そしてつい先日、僕が一人で彼女の実家へ行った帰りに玄関で父親に呼び止められた。


「稜太」

「はい。」

「…悪い。」

「殴るなら言ってくださいね。心の準備あるので」


僕が笑って言うと、


「違う。…その、手話を教えてくれないか。」

「いいですよ!きっと來夢も喜びます。沢山話しかけてあげてください!」


翌日から來夢に内緒の特訓が始まった。

元々お義父さんはギリギリまで声で話したくて、聞こえるなら声でと思っていて手話を覚えなかった。でも階段をかけ下りるように聴力が落ちていく來夢を見て、どう声をかけてあげていいか分からなくなってずっと悩んでいた。

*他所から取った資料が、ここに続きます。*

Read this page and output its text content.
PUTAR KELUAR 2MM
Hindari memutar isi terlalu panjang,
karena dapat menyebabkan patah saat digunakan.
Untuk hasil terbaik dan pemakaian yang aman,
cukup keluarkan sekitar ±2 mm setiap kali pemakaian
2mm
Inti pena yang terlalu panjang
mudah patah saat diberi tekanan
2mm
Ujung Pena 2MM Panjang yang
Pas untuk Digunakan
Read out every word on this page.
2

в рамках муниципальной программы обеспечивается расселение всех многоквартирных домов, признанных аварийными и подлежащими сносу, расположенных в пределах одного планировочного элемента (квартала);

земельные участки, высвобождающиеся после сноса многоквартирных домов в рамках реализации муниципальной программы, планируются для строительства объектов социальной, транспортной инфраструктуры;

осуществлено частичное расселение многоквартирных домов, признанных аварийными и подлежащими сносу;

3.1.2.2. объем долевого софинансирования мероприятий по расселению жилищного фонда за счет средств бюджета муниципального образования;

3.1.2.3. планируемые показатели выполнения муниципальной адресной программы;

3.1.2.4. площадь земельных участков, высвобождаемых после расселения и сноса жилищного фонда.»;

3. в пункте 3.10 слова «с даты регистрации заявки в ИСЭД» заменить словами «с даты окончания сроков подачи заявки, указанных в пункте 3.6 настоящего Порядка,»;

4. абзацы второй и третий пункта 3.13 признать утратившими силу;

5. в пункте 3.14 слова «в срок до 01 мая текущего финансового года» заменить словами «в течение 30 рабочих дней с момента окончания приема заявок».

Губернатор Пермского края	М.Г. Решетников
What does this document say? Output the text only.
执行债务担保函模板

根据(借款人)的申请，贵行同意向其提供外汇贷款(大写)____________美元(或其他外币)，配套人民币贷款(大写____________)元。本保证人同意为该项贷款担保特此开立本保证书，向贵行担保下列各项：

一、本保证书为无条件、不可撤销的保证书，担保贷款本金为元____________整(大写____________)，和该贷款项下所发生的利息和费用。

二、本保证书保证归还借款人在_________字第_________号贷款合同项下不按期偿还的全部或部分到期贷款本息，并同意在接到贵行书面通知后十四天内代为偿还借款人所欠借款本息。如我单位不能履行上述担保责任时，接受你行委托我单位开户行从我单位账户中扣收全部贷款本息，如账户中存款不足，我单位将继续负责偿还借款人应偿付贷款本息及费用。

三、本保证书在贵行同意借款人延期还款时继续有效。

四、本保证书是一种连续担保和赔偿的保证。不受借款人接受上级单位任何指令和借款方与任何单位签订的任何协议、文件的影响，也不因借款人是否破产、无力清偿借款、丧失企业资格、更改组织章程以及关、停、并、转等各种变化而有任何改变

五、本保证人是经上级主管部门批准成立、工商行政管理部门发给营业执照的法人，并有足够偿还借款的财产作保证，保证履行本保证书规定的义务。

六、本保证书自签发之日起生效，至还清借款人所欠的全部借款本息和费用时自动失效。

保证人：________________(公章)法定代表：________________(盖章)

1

僕とお義父さんは毎晩、LINE電話で手話の話をした。


そして、一週間後の仕事終わり來夢の実家へ寄るとリビングでお義父さんが來夢に声をかけた。


來夢と目を合わせて、


『お疲れ様。いじめられたらパパに言いなさい。この男をぶん殴ってやるから』とゆっくり手話で話した。


すると來夢は声を出して笑った。


お義父さんは続けて話した。


「パパは、來夢を愛している。聞こえていようといまいが関係ない。」


そして來夢を優しく包み込んだ。


横を見るとお義母さんは目を赤くしていた。